Indicó que “se hizo una revisión integral y una auditoría y se cumplieron todos los pasos administrativos que corresponden para llegar a este punto de proponer al Presidente la firma de un decreto que instruye a la Dirección Nacional de Vialidad a iniciar un juicio”. Consignó que concretamente pedirán “que se declaren nulas las renegociaciones y al mismo tiempo permita que la administración de estos corredores viales vuelvan al Estado”.
Katopodis significó que “no hay ningún elemento que le otorgue certeza a la existencia de una deuda que asciende a los U$S 811 millones para ambos grupos empresarios” y agregó que la misma “surge de reclamos que hacían las concesionarias al Estado Nacional por actualización tarifaria y que en 2018 resolvieron conciliar con el reconocimiento de las sumas de U$S 540 millones para AUSOL y U$S 272 millones para GCO”.

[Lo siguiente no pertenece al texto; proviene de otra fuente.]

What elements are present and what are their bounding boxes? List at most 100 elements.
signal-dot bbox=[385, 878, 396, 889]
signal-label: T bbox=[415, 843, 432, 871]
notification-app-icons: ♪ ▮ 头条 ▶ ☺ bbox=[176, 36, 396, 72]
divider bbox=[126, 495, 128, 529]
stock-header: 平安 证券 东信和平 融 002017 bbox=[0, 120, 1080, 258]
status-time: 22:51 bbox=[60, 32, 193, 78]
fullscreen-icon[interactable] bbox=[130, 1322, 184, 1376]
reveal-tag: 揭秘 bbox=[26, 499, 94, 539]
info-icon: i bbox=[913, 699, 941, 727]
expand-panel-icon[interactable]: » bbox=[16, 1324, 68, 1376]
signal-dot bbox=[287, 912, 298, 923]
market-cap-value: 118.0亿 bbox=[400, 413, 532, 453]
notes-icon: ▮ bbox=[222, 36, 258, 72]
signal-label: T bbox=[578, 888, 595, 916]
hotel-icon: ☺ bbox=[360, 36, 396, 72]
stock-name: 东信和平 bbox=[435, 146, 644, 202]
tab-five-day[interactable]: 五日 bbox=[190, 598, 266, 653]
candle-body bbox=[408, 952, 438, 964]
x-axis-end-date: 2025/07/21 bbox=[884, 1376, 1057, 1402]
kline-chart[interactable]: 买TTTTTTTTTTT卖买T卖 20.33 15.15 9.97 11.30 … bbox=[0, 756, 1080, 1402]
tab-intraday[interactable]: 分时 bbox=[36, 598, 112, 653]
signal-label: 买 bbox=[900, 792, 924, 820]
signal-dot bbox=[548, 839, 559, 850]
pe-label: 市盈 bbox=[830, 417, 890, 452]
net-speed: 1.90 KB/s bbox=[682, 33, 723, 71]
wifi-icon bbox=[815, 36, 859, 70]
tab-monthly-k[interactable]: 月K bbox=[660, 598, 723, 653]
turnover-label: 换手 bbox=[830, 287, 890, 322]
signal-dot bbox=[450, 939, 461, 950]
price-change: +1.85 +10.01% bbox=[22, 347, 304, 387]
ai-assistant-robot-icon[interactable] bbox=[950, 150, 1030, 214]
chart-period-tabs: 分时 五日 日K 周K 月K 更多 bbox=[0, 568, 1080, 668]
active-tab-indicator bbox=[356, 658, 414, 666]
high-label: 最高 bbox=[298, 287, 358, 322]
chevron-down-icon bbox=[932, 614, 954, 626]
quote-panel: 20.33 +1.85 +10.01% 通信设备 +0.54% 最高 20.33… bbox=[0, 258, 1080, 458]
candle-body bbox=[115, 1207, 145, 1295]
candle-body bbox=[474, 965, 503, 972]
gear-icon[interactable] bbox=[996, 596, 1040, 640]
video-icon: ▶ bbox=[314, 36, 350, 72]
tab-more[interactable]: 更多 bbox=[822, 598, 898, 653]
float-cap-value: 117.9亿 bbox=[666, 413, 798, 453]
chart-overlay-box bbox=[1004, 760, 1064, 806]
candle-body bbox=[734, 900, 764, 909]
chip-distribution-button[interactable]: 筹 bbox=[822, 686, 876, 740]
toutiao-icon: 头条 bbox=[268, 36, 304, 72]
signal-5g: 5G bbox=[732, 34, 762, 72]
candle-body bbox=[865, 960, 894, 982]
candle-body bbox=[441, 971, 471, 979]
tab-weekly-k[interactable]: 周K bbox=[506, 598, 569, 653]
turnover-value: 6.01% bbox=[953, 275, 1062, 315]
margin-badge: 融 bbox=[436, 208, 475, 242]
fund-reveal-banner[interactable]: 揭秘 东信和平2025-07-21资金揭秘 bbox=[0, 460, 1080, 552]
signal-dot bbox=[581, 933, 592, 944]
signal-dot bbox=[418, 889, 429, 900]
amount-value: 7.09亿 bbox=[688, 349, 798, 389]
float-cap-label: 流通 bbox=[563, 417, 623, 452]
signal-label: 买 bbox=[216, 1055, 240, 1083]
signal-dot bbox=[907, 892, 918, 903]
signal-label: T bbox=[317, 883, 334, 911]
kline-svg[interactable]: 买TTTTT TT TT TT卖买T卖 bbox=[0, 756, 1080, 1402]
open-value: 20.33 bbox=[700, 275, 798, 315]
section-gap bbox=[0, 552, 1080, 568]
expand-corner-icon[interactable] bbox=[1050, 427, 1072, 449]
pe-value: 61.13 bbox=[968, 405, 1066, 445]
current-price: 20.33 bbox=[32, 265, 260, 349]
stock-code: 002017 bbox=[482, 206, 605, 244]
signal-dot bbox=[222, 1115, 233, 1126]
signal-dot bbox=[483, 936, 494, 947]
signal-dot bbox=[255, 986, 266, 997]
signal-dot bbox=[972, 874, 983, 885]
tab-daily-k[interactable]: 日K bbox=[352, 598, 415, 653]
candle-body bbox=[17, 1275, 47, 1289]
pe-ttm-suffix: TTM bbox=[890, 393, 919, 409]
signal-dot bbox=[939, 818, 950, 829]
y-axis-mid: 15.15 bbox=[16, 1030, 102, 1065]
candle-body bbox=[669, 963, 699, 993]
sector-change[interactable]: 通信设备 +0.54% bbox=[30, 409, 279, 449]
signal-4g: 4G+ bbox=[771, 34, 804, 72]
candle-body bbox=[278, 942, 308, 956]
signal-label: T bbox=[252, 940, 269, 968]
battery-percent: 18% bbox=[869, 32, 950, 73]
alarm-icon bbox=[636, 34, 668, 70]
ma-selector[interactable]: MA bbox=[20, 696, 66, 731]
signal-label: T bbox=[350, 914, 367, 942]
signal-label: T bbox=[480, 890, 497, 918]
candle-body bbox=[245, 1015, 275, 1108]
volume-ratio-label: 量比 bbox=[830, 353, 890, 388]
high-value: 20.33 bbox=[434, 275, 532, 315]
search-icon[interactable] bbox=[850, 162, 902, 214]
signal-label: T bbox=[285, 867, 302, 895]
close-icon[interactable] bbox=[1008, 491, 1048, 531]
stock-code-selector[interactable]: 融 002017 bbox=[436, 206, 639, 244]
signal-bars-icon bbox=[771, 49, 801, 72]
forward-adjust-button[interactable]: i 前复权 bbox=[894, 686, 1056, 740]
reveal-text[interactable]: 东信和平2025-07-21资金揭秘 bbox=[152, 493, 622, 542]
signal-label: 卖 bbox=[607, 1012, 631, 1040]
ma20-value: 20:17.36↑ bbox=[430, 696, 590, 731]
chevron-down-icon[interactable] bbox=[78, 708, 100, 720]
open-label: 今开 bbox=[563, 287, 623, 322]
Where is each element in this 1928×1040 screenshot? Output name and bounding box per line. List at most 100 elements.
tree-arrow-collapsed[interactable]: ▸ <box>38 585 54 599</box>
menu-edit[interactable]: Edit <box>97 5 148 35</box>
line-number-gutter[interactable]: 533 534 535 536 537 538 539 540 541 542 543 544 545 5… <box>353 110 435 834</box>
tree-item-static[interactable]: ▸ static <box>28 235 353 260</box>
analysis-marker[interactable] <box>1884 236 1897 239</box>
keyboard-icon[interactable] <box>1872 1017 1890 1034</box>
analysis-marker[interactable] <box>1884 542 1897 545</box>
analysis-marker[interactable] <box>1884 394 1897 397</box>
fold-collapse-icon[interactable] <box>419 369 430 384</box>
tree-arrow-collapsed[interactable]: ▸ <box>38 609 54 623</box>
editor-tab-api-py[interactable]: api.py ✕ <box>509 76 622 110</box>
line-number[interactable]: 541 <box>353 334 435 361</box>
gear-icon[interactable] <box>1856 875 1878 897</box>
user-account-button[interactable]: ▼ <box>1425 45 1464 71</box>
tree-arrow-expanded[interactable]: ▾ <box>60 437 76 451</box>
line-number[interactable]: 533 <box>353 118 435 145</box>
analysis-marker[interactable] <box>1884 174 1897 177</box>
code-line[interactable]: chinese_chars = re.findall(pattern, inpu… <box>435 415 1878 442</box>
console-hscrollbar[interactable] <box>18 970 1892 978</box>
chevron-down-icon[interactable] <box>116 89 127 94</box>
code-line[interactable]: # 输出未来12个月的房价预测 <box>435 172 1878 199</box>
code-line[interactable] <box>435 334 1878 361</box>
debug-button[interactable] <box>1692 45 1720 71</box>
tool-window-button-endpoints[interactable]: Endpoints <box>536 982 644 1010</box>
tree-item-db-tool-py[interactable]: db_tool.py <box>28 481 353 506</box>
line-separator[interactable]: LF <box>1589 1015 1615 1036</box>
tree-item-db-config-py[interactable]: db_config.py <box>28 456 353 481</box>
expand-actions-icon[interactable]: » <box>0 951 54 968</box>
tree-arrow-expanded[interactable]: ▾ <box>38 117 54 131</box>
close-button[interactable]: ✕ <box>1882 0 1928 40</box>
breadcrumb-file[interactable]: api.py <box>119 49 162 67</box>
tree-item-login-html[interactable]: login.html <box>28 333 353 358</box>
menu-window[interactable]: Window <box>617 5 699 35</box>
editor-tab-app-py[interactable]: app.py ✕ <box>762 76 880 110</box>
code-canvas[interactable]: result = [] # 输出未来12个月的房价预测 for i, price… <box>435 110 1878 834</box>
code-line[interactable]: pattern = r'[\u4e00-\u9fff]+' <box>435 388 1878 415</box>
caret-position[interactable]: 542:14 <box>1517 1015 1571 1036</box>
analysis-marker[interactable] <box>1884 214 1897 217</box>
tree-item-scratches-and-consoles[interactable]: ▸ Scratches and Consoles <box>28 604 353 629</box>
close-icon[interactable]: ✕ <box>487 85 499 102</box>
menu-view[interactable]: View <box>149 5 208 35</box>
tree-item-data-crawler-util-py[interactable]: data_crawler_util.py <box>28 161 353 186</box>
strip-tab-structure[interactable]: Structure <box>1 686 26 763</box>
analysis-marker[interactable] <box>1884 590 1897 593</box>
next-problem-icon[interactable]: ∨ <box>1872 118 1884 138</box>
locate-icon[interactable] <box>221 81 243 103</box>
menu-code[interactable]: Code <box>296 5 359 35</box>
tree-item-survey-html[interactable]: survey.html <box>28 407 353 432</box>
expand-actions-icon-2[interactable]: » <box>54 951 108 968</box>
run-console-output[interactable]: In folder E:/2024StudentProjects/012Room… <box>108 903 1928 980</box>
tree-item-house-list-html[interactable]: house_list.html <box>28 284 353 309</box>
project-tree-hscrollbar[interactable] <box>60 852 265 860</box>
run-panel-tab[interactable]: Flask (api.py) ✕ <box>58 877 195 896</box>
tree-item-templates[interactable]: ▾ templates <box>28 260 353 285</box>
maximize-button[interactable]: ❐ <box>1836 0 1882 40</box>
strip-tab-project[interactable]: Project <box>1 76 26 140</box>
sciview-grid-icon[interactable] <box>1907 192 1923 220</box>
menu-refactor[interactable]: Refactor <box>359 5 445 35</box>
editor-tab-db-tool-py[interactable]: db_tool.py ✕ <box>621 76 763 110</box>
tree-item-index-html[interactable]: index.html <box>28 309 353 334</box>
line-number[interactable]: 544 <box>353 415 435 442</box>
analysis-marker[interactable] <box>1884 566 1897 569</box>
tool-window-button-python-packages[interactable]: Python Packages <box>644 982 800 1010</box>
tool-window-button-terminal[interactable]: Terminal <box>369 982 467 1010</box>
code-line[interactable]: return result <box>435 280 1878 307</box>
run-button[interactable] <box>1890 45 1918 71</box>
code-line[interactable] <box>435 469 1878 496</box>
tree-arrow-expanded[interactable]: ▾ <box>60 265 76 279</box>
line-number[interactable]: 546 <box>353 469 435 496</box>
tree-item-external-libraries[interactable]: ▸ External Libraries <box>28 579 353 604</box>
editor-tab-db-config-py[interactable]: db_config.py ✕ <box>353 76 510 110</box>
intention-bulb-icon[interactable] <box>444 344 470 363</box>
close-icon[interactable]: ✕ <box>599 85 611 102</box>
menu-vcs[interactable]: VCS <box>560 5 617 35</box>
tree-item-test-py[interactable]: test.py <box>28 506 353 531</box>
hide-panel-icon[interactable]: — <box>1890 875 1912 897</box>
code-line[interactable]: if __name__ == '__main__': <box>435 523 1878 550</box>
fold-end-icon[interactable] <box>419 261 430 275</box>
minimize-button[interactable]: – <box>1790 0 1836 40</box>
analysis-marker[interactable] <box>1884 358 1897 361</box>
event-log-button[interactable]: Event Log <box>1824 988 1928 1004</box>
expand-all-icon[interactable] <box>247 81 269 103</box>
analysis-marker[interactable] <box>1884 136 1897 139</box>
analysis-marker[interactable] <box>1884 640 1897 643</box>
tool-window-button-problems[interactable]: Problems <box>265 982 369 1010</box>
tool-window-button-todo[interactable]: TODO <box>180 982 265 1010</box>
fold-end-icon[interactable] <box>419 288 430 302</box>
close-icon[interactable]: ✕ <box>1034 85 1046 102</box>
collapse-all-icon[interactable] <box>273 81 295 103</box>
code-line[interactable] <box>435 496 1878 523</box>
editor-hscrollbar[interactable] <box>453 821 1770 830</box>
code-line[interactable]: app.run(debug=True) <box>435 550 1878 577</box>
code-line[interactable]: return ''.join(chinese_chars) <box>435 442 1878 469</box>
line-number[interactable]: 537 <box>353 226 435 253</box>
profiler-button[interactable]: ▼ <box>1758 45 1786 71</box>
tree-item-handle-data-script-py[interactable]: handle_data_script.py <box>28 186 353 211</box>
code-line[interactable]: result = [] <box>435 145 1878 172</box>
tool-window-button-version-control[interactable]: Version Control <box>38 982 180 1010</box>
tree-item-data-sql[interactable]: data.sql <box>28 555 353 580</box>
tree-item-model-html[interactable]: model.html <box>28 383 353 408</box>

Seguido, aseguró que el acuerdo al que se arribó por esas deudas, “establecía un privilegio porque, a diferencia de todos los contratos que estaban pesificados en la Argentina, éste, de manera excepcional, se había decidido dolarizar, lo que significaba una ventaja y una rentabilidad patrimonial enorme para las empresas”. De ese modo “se iban acumulando intereses y transformando esa deuda en una suma arriba de los U$S 1.200 millones”.
El ministro enfatizó que no había ninguna razón que justificara la dolarización de los contratos “que no sea la de asegurarles una rentabilidad constante a lo largo del proceso”.
De ese modo, son tres las irregularidades que se detectaron: “la determinación de la deuda sin fundamento y arbitraria en cuanto a los montos; la dolarización en contra del Estado y la prórroga, porque los contratos vencían en 2020 y arbitrariamente se decidió concederles una prórroga de 10 años que no estaba establecida en el contrato inicial y generaba un privilegio para las empresas”.
“Las empresas concesionarias vienen haciendo reclamos de actualizaciones tarifarias”, puntualizó Katopodis y consideró que “tenían como principal objetivo poder cancelar la deuda y garantizar ese crédito. En función de eso, hoy el valor del peaje llegaría a 20 veces su valor, estaríamos cerca de pagar $2 mil cada vez que pasás por la barrera, lo cual es irracional”. Esto “pone de manifiesto que el objetivo era apropiarse del Estado para hacer un negocio”.